さてここで私が先日今こそイランを攻めるチャンスで紹介した歴史家のアーサー・ハーマン氏の作戦を思い出していただきたい。

  1. まずホルムズ海峡を通る石油輸送を阻止する国はどこであろうと容赦しないと発表する。
  2. その脅しを証明するために対潜水艦船、戦闘機、じ来除去装置、イージスBMDシステムなどを含む空母艦バトルグループをペルシャ湾に派遣する。むろんこちらの潜水艦も含む。
  3. アメリカ一国によるイランの石油タンカー通行を封鎖。イランから出る石油、イランへ入るガソリンなどを完全阻止する。ほかの国の船は自由に通過させる。
  4. イランの空軍基地を徹底的に攻撃し、イランの空の防衛を完全に破壊する。
  5. イランの核兵器開発地及び関係基地、インフラなどを攻撃する。
  6. そしてこれが一番大切なことなのだが、イランのガソリン精製施設の徹底破壊である。
  7. アメリカの特別部隊がイラン国外にあるイランの油田を占拠する。

この作戦のすばらしい点はイランの一般市民への犠牲が非常に少なくて済むということである。ということは親米のイラン青年たちを敵にまわさずにイランの石油輸出とガソリン輸入をの行き来を我々の好き勝手に操れることになる。 — 今現在これを完全停止することも可能なのである。そして現在の政権が倒されて、もっとましな新政権が設立された暁には流れを再開することができるという仕組みだ。
タイムス が意見を聞いた「イラン問題専門家」のアリ・アンサリ博士( Dr Ali Ansari)は、このような積極的な武装強化は「誤って」西側とイランとの間に戦争をぼっ発させる危険があると述べた。

「現在の冷たい戦争が熱い戦争に変わる可能性が多いにあります。」と博士「これは偶発的な戦争を待っているようなものです。たとえ世界一誠実な意図を持ってしてもこのような危機はうまくあつかえないものです。あっという間に手に負えない状況となってしまうからです。」

英国タイムス はアメリカのニューヨークやロサンゼルスと同じように鈍いのだろうか? 我々は今まさに湾岸においてハーマン作戦に必要な すべての要素 を装備したことになるのである。英国タイムス は本当に我々がイランが我々に攻撃する可能性を考慮していないと思っているのだろうか?
明らかに英米軍はイランによる攻撃に対応すべくすべての準備をしているのである。このような備えにはいくら民主党でも文句はいえまい。
イラン政府がこの武装強化に気が付かないはずはない。彼等は突然我々に柔軟な姿勢を見せ始めた。 聞くところによると強気のアクマネナジャド大統領と最高統治者 Grand Ayatollah Ali al-Khamenei 氏と共にスンニ王国であるサウジアラビアに使者を出しシーア派のイランとユダヤ・キリスト教のアメリカとの間を取り繕ってくれと嘆願したというのである。

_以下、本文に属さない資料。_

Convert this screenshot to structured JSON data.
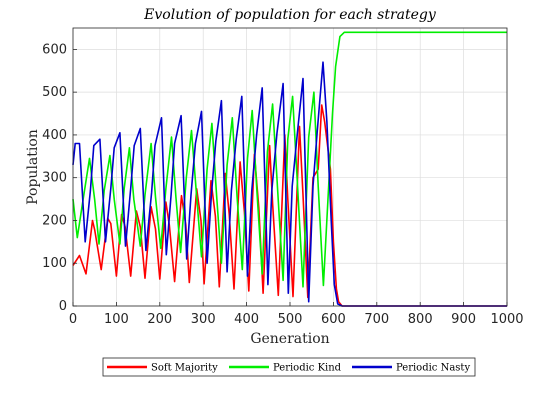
{
  "chart_data": {
    "type": "line",
    "title": "Evolution of population for each strategy",
    "xlabel": "Generation",
    "ylabel": "Population",
    "xlim": [
      0,
      1000
    ],
    "ylim": [
      0,
      650
    ],
    "x_ticks": [
      0,
      100,
      200,
      300,
      400,
      500,
      600,
      700,
      800,
      900,
      1000
    ],
    "y_ticks": [
      0,
      100,
      200,
      300,
      400,
      500,
      600
    ],
    "grid": true,
    "legend_position": "bottom-outside",
    "series": [
      {
        "name": "Soft Majority",
        "color": "#ff0000",
        "points": [
          [
            0,
            95
          ],
          [
            15,
            118
          ],
          [
            30,
            75
          ],
          [
            45,
            200
          ],
          [
            50,
            178
          ],
          [
            65,
            85
          ],
          [
            80,
            205
          ],
          [
            87,
            193
          ],
          [
            100,
            70
          ],
          [
            112,
            214
          ],
          [
            120,
            185
          ],
          [
            133,
            70
          ],
          [
            146,
            222
          ],
          [
            155,
            185
          ],
          [
            166,
            65
          ],
          [
            180,
            232
          ],
          [
            190,
            180
          ],
          [
            200,
            63
          ],
          [
            214,
            243
          ],
          [
            222,
            190
          ],
          [
            234,
            57
          ],
          [
            250,
            258
          ],
          [
            260,
            190
          ],
          [
            268,
            55
          ],
          [
            285,
            274
          ],
          [
            295,
            200
          ],
          [
            302,
            52
          ],
          [
            318,
            293
          ],
          [
            328,
            210
          ],
          [
            337,
            45
          ],
          [
            351,
            310
          ],
          [
            360,
            215
          ],
          [
            371,
            40
          ],
          [
            385,
            337
          ],
          [
            395,
            220
          ],
          [
            405,
            35
          ],
          [
            418,
            355
          ],
          [
            428,
            230
          ],
          [
            438,
            30
          ],
          [
            453,
            375
          ],
          [
            460,
            240
          ],
          [
            473,
            25
          ],
          [
            488,
            400
          ],
          [
            495,
            250
          ],
          [
            507,
            22
          ],
          [
            522,
            420
          ],
          [
            530,
            260
          ],
          [
            541,
            20
          ],
          [
            553,
            300
          ],
          [
            565,
            320
          ],
          [
            573,
            470
          ],
          [
            580,
            430
          ],
          [
            593,
            320
          ],
          [
            600,
            150
          ],
          [
            607,
            40
          ],
          [
            612,
            10
          ],
          [
            620,
            0
          ],
          [
            1000,
            0
          ]
        ]
      },
      {
        "name": "Periodic Kind",
        "color": "#00ee00",
        "points": [
          [
            0,
            250
          ],
          [
            10,
            160
          ],
          [
            22,
            240
          ],
          [
            38,
            345
          ],
          [
            50,
            248
          ],
          [
            60,
            145
          ],
          [
            72,
            270
          ],
          [
            85,
            352
          ],
          [
            95,
            250
          ],
          [
            108,
            145
          ],
          [
            118,
            275
          ],
          [
            130,
            370
          ],
          [
            140,
            250
          ],
          [
            155,
            140
          ],
          [
            166,
            260
          ],
          [
            180,
            380
          ],
          [
            190,
            255
          ],
          [
            202,
            135
          ],
          [
            214,
            275
          ],
          [
            227,
            395
          ],
          [
            237,
            255
          ],
          [
            248,
            125
          ],
          [
            261,
            300
          ],
          [
            273,
            410
          ],
          [
            285,
            255
          ],
          [
            296,
            115
          ],
          [
            309,
            320
          ],
          [
            320,
            427
          ],
          [
            331,
            255
          ],
          [
            342,
            100
          ],
          [
            355,
            330
          ],
          [
            367,
            440
          ],
          [
            378,
            255
          ],
          [
            390,
            85
          ],
          [
            402,
            345
          ],
          [
            413,
            457
          ],
          [
            424,
            265
          ],
          [
            436,
            75
          ],
          [
            448,
            360
          ],
          [
            460,
            472
          ],
          [
            472,
            265
          ],
          [
            484,
            60
          ],
          [
            495,
            390
          ],
          [
            506,
            490
          ],
          [
            518,
            270
          ],
          [
            530,
            45
          ],
          [
            543,
            395
          ],
          [
            555,
            500
          ],
          [
            565,
            280
          ],
          [
            577,
            48
          ],
          [
            590,
            300
          ],
          [
            598,
            450
          ],
          [
            605,
            560
          ],
          [
            615,
            630
          ],
          [
            625,
            640
          ],
          [
            1000,
            640
          ]
        ]
      },
      {
        "name": "Periodic Nasty",
        "color": "#0000cc",
        "points": [
          [
            0,
            330
          ],
          [
            5,
            380
          ],
          [
            15,
            380
          ],
          [
            28,
            150
          ],
          [
            40,
            270
          ],
          [
            48,
            375
          ],
          [
            62,
            390
          ],
          [
            75,
            150
          ],
          [
            87,
            275
          ],
          [
            95,
            370
          ],
          [
            108,
            405
          ],
          [
            121,
            140
          ],
          [
            133,
            275
          ],
          [
            141,
            375
          ],
          [
            155,
            415
          ],
          [
            168,
            130
          ],
          [
            181,
            265
          ],
          [
            189,
            375
          ],
          [
            204,
            440
          ],
          [
            215,
            120
          ],
          [
            226,
            260
          ],
          [
            234,
            380
          ],
          [
            249,
            445
          ],
          [
            262,
            110
          ],
          [
            272,
            260
          ],
          [
            282,
            380
          ],
          [
            296,
            455
          ],
          [
            309,
            100
          ],
          [
            319,
            260
          ],
          [
            329,
            385
          ],
          [
            342,
            480
          ],
          [
            355,
            80
          ],
          [
            365,
            270
          ],
          [
            376,
            390
          ],
          [
            389,
            490
          ],
          [
            402,
            70
          ],
          [
            412,
            270
          ],
          [
            423,
            400
          ],
          [
            436,
            510
          ],
          [
            449,
            50
          ],
          [
            458,
            270
          ],
          [
            470,
            405
          ],
          [
            484,
            520
          ],
          [
            496,
            30
          ],
          [
            505,
            280
          ],
          [
            517,
            405
          ],
          [
            530,
            532
          ],
          [
            543,
            10
          ],
          [
            553,
            280
          ],
          [
            563,
            410
          ],
          [
            576,
            570
          ],
          [
            585,
            430
          ],
          [
            595,
            200
          ],
          [
            602,
            50
          ],
          [
            610,
            5
          ],
          [
            620,
            0
          ],
          [
            1000,
            0
          ]
        ]
      }
    ]
  }
}
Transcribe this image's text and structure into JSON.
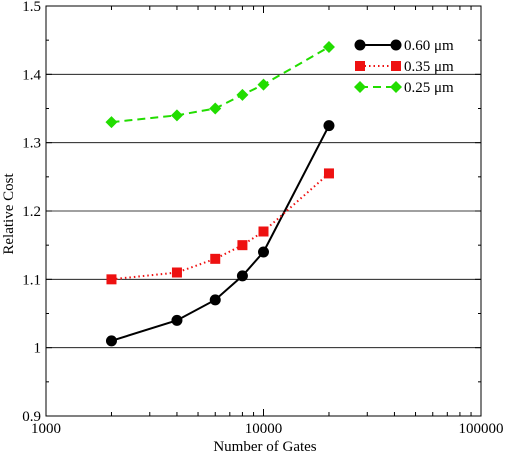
{
  "chart_data": {
    "type": "line",
    "xscale": "log",
    "xlim": [
      1000,
      100000
    ],
    "ylim": [
      0.9,
      1.5
    ],
    "xlabel": "Number of Gates",
    "ylabel": "Relative Cost",
    "xticks": [
      1000,
      10000,
      100000
    ],
    "xtick_labels": [
      "1000",
      "10000",
      "100000"
    ],
    "yticks": [
      0.9,
      1.0,
      1.1,
      1.2,
      1.3,
      1.4,
      1.5
    ],
    "ytick_labels": [
      "0.9",
      "1",
      "1.1",
      "1.2",
      "1.3",
      "1.4",
      "1.5"
    ],
    "grid": "horizontal",
    "legend_position": "top-right",
    "series": [
      {
        "name": "0.60 μm",
        "color": "#000000",
        "line": "solid",
        "marker": "circle",
        "x": [
          2000,
          4000,
          6000,
          8000,
          10000,
          20000
        ],
        "y": [
          1.01,
          1.04,
          1.07,
          1.105,
          1.14,
          1.325
        ]
      },
      {
        "name": "0.35 μm",
        "color": "#ee1111",
        "line": "dotted",
        "marker": "square",
        "x": [
          2000,
          4000,
          6000,
          8000,
          10000,
          20000
        ],
        "y": [
          1.1,
          1.11,
          1.13,
          1.15,
          1.17,
          1.255
        ]
      },
      {
        "name": "0.25 μm",
        "color": "#22dd00",
        "line": "dashed",
        "marker": "diamond",
        "x": [
          2000,
          4000,
          6000,
          8000,
          10000,
          20000
        ],
        "y": [
          1.33,
          1.34,
          1.35,
          1.37,
          1.385,
          1.44
        ]
      }
    ]
  }
}
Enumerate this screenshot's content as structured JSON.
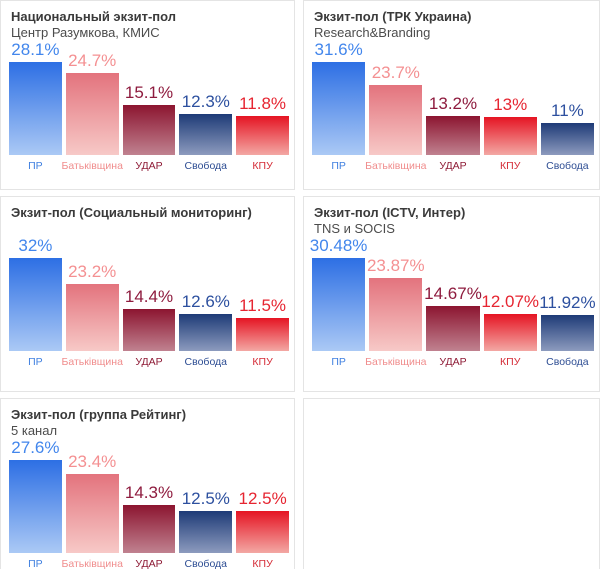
{
  "parties": {
    "ПР": {
      "label_color": "#4080e0",
      "value_color": "#4286ec",
      "grad_top": "#2d6fe4",
      "grad_bottom": "#abc9f5"
    },
    "Батьківщина": {
      "label_color": "#f08d8d",
      "value_color": "#f49092",
      "grad_top": "#e3737d",
      "grad_bottom": "#f7c9c7"
    },
    "УДАР": {
      "label_color": "#8e1b36",
      "value_color": "#8e1b3e",
      "grad_top": "#8c1530",
      "grad_bottom": "#c08290"
    },
    "Свобода": {
      "label_color": "#2d4d93",
      "value_color": "#2d509f",
      "grad_top": "#1e3b77",
      "grad_bottom": "#8d9bbe"
    },
    "КПУ": {
      "label_color": "#d42b36",
      "value_color": "#e62531",
      "grad_top": "#e51423",
      "grad_bottom": "#f3a8a4"
    }
  },
  "chart_data": [
    {
      "type": "bar",
      "title": "Национальный экзит-пол",
      "subtitle": "Центр Разумкова, КМИС",
      "categories": [
        "ПР",
        "Батьківщина",
        "УДАР",
        "Свобода",
        "КПУ"
      ],
      "values": [
        28.1,
        24.7,
        15.1,
        12.3,
        11.8
      ],
      "labels": [
        "28.1%",
        "24.7%",
        "15.1%",
        "12.3%",
        "11.8%"
      ]
    },
    {
      "type": "bar",
      "title": "Экзит-пол (ТРК Украина)",
      "subtitle": "Research&Branding",
      "categories": [
        "ПР",
        "Батьківщина",
        "УДАР",
        "КПУ",
        "Свобода"
      ],
      "values": [
        31.6,
        23.7,
        13.2,
        13,
        11
      ],
      "labels": [
        "31.6%",
        "23.7%",
        "13.2%",
        "13%",
        "11%"
      ]
    },
    {
      "type": "bar",
      "title": "Экзит-пол (Социальный мониторинг)",
      "subtitle": "",
      "categories": [
        "ПР",
        "Батьківщина",
        "УДАР",
        "Свобода",
        "КПУ"
      ],
      "values": [
        32,
        23.2,
        14.4,
        12.6,
        11.5
      ],
      "labels": [
        "32%",
        "23.2%",
        "14.4%",
        "12.6%",
        "11.5%"
      ]
    },
    {
      "type": "bar",
      "title": "Экзит-пол (ICTV, Интер)",
      "subtitle": "TNS и SOCIS",
      "categories": [
        "ПР",
        "Батьківщина",
        "УДАР",
        "КПУ",
        "Свобода"
      ],
      "values": [
        30.48,
        23.87,
        14.67,
        12.07,
        11.92
      ],
      "labels": [
        "30.48%",
        "23.87%",
        "14.67%",
        "12.07%",
        "11.92%"
      ]
    },
    {
      "type": "bar",
      "title": "Экзит-пол (группа Рейтинг)",
      "subtitle": "5 канал",
      "categories": [
        "ПР",
        "Батьківщина",
        "УДАР",
        "Свобода",
        "КПУ"
      ],
      "values": [
        27.6,
        23.4,
        14.3,
        12.5,
        12.5
      ],
      "labels": [
        "27.6%",
        "23.4%",
        "14.3%",
        "12.5%",
        "12.5%"
      ]
    }
  ]
}
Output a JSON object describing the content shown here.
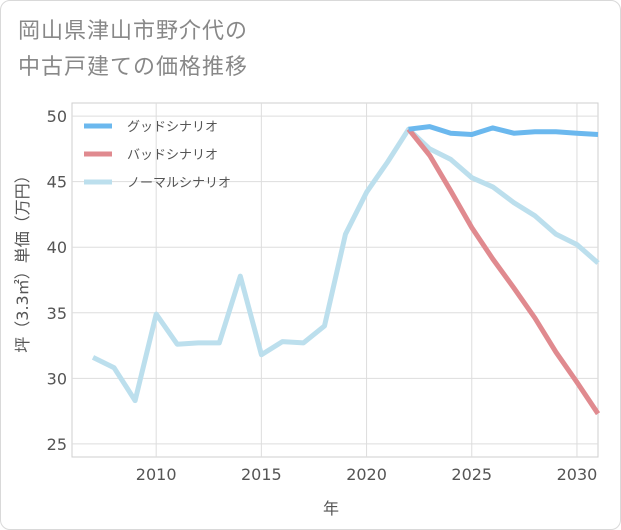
{
  "title_lines": [
    "岡山県津山市野介代の",
    "中古戸建ての価格推移"
  ],
  "chart_data": {
    "type": "line",
    "xlabel": "年",
    "ylabel": "坪（3.3㎡）単価（万円）",
    "xlim": [
      2006,
      2031
    ],
    "ylim": [
      24,
      51
    ],
    "xticks": [
      2010,
      2015,
      2020,
      2025,
      2030
    ],
    "yticks": [
      25,
      30,
      35,
      40,
      45,
      50
    ],
    "grid": true,
    "legend_position": "top-left",
    "series": [
      {
        "name": "グッドシナリオ",
        "color": "#6bb8ee",
        "x": [
          2022,
          2023,
          2024,
          2025,
          2026,
          2027,
          2028,
          2029,
          2030,
          2031
        ],
        "values": [
          49.0,
          49.2,
          48.7,
          48.6,
          49.1,
          48.7,
          48.8,
          48.8,
          48.7,
          48.6
        ]
      },
      {
        "name": "バッドシナリオ",
        "color": "#e08a8f",
        "x": [
          2022,
          2023,
          2024,
          2025,
          2026,
          2027,
          2028,
          2029,
          2030,
          2031
        ],
        "values": [
          49.0,
          47.0,
          44.3,
          41.5,
          39.1,
          36.9,
          34.6,
          32.0,
          29.7,
          27.3
        ]
      },
      {
        "name": "ノーマルシナリオ",
        "color": "#bcdfed",
        "x": [
          2007,
          2008,
          2009,
          2010,
          2011,
          2012,
          2013,
          2014,
          2015,
          2016,
          2017,
          2018,
          2019,
          2020,
          2021,
          2022,
          2023,
          2024,
          2025,
          2026,
          2027,
          2028,
          2029,
          2030,
          2031
        ],
        "values": [
          31.6,
          30.8,
          28.3,
          34.9,
          32.6,
          32.7,
          32.7,
          37.8,
          31.8,
          32.8,
          32.7,
          34.0,
          41.0,
          44.2,
          46.5,
          49.0,
          47.5,
          46.7,
          45.3,
          44.6,
          43.4,
          42.4,
          41.0,
          40.2,
          38.8
        ]
      }
    ]
  }
}
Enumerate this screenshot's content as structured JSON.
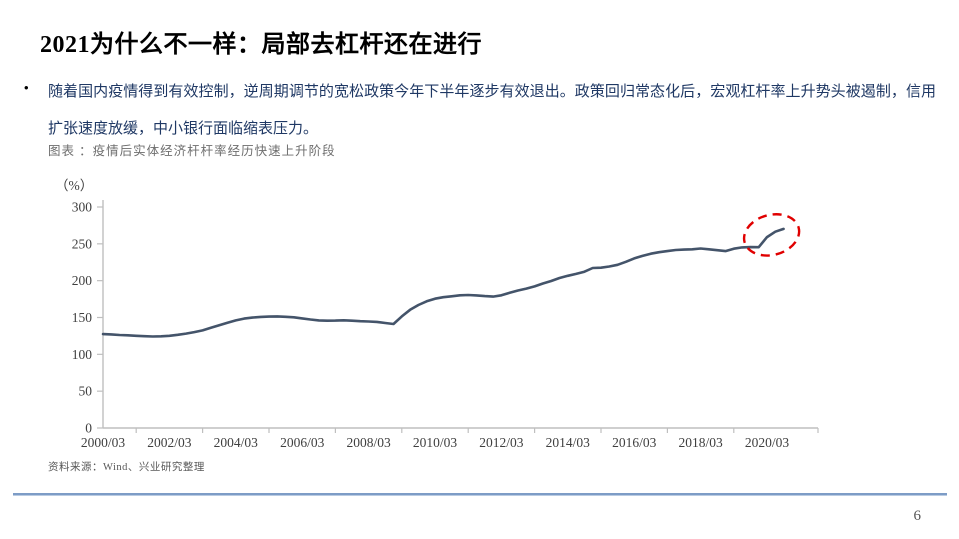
{
  "slide": {
    "title": "2021为什么不一样：局部去杠杆还在进行",
    "bullet_marker": "•",
    "bullet": "随着国内疫情得到有效控制，逆周期调节的宽松政策今年下半年逐步有效退出。政策回归常态化后，宏观杠杆率上升势头被遏制，信用扩张速度放缓，中小银行面临缩表压力。",
    "figure_caption": "图表 ：疫情后实体经济杆杆率经历快速上升阶段",
    "source": "资料来源：Wind、兴业研究整理",
    "page_number": "6"
  },
  "chart_data": {
    "type": "line",
    "title": "疫情后实体经济杆杆率经历快速上升阶段",
    "unit_label": "（%）",
    "ylim": [
      0,
      300
    ],
    "y_ticks": [
      0,
      50,
      100,
      150,
      200,
      250,
      300
    ],
    "x_tick_labels": [
      "2000/03",
      "2002/03",
      "2004/03",
      "2006/03",
      "2008/03",
      "2010/03",
      "2012/03",
      "2014/03",
      "2016/03",
      "2018/03",
      "2020/03"
    ],
    "x_label_every_n_points": 8,
    "frequency": "quarterly",
    "x_start": "2000/03",
    "x_end": "2020/09",
    "grid": false,
    "legend": "none",
    "series": [
      {
        "name": "实体经济杠杆率",
        "color": "#44546A",
        "values": [
          127.5,
          127.0,
          126.3,
          125.8,
          125.2,
          124.6,
          124.2,
          124.5,
          125.2,
          126.5,
          128.2,
          130.2,
          132.5,
          136.0,
          139.5,
          143.0,
          146.0,
          148.5,
          149.8,
          150.8,
          151.2,
          151.5,
          151.0,
          150.3,
          148.8,
          147.3,
          146.0,
          145.6,
          145.8,
          146.2,
          145.6,
          145.0,
          144.6,
          144.0,
          142.6,
          141.2,
          151.5,
          160.5,
          167.0,
          172.0,
          175.5,
          177.5,
          178.8,
          180.2,
          180.6,
          180.0,
          179.0,
          178.4,
          180.2,
          183.5,
          186.6,
          189.2,
          192.2,
          196.2,
          199.6,
          203.6,
          206.6,
          209.2,
          212.2,
          217.2,
          217.6,
          219.2,
          221.6,
          225.6,
          230.2,
          233.6,
          236.6,
          238.6,
          240.2,
          241.6,
          242.2,
          242.6,
          243.6,
          242.6,
          241.4,
          240.2,
          243.4,
          245.2,
          245.6,
          245.4,
          259.2,
          266.5,
          270.3
        ]
      }
    ],
    "annotation": {
      "shape": "dashed-ellipse",
      "color": "#E00000",
      "highlights": "2020年快速上升阶段"
    }
  }
}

月曜日、イランの核兵器交渉リーダーの Ali Larijani はサウジアラビアのアブドゥーラ王にイランの指導者からの手紙を届けた…

この会議にはサウード・アルファイサル外相大臣並びに皇室外交官のバンダー・ビンサルタン王子が参加した。
サウジ当局の話では イランはサウジの代表にワシントンにイランの誠実な意図を伝えて欲しいとサウジの協力をもとめたという。 しかしそれ以上の詳細は語らなかった。アメリカのコンデリーザ・ライス国務長官は月曜日か火曜日に会談のためリヤードを訪問する予定である。

英国のBlyth号と Ramsey号が到着して湾岸警備をはじめさえすれば、すべての要素が整うことになる。後は先制にしろ反撃にしろ、攻撃をする用意ができたのである。
イランとの短く熱い戦争はおもったより早く来るかもしれない。もしかすると戦争がおこったというニュースを聞く頃はすでに戦争は終わっており、世界中が騒ぎ立てても時既に遅しとなっているかもしれない。
無論これは言うまでもないが、単にふたつの空母艦隊がペルシャ湾に居座っているというだけで、戦争をするまでもなくイランの方針が変わり我々に勝利をもたらす可能性があることもわすれるべきではない。